A Safra da Tainha de 2026 consolida-se como um dos pilares mais vitais para a Economia Azul e a identidade cultural do litoral catarinense.
A Safra da Tainha 2026 começa com um cenário de expansão e maior controle no litoral Sul do Brasil. A nova portaria conjunta dos Ministérios da Pesca e Aquicultura e do Meio Ambiente autoriza um aumento de aproximadamente 20% nas cotas de captura, com base na avaliação de estoque realizada em 2025, que apontou recuperação da espécie Mugil liza. A medida permite maior atividade econômica, mantendo critérios de sustentabilidade.
Para as comunidades pesqueiras de Garopaba e Imbituba, a definição antecipada das regras favorece o planejamento logístico e financeiro antes da chegada dos cardumes, influenciados por fatores como vento sul e temperatura das águas. A safra segue organizada em quatro modalidades principais, com limites específicos.
- O emalhe costeiro de superfície terá cota de 2.070 toneladas nas regiões Sudeste e Sul.
- O emalhe anilhado contará com 1.094 toneladas no mar territorial de Santa Catarina, com limite de 15 toneladas por embarcação, mais 20% de tolerância técnica.
- O arrasto de praia, tradicional e artesanal, terá 1.332 toneladas no território catarinense. Já o cerco ou traineira, de caráter industrial, terá 720 toneladas distribuídas entre as regiões Sudeste e Sul.
As datas de início também variam conforme a modalidade.

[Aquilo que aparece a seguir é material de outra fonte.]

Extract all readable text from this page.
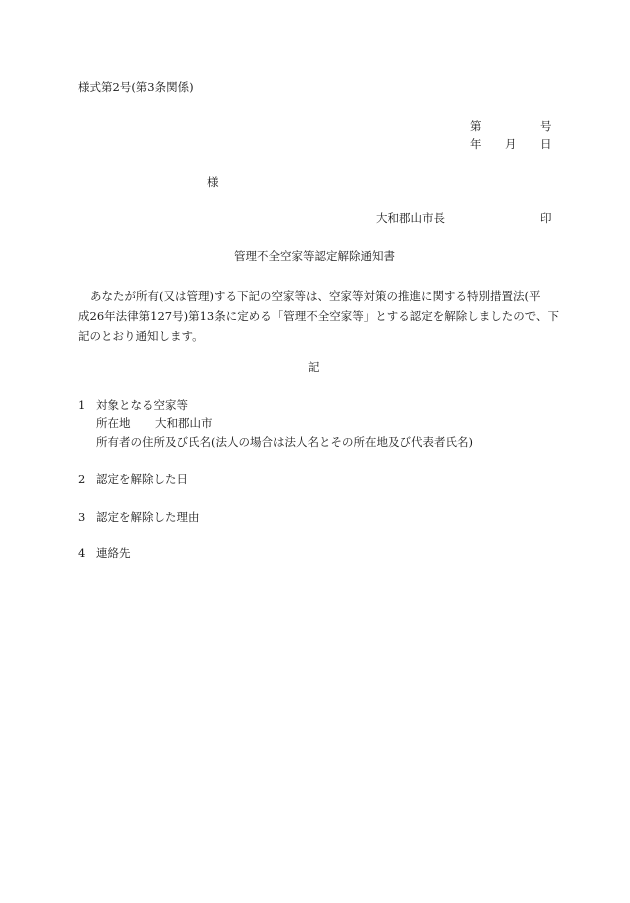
様式第2号(第3条関係)
第	号
年 月 日
様
大和郡山市長	印
管理不全空家等認定解除通知書
あなたが所有(又は管理)する下記の空家等は、空家等対策の推進に関する特別措置法(平
成26年法律第127号)第13条に定める「管理不全空家等」とする認定を解除しましたので、下
記のとおり通知します。
記
1 対象となる空家等
所在地 大和郡山市
所有者の住所及び氏名(法人の場合は法人名とその所在地及び代表者氏名)
2 認定を解除した日
3 認定を解除した理由
4 連絡先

- O arrasto de praia inicia em 1º de maio e segue até 31 de dezembro.
- O emalhe anilhado começa em 15 de maio, com vigência até 31 de julho, podendo encerrar antes se atingir os limites estabelecidos.
- O emalhe costeiro de superfície também inicia em 15 de maio, com prazo até 15 de outubro para embarcações de até 10 AB e até 31 de julho para embarcações maiores.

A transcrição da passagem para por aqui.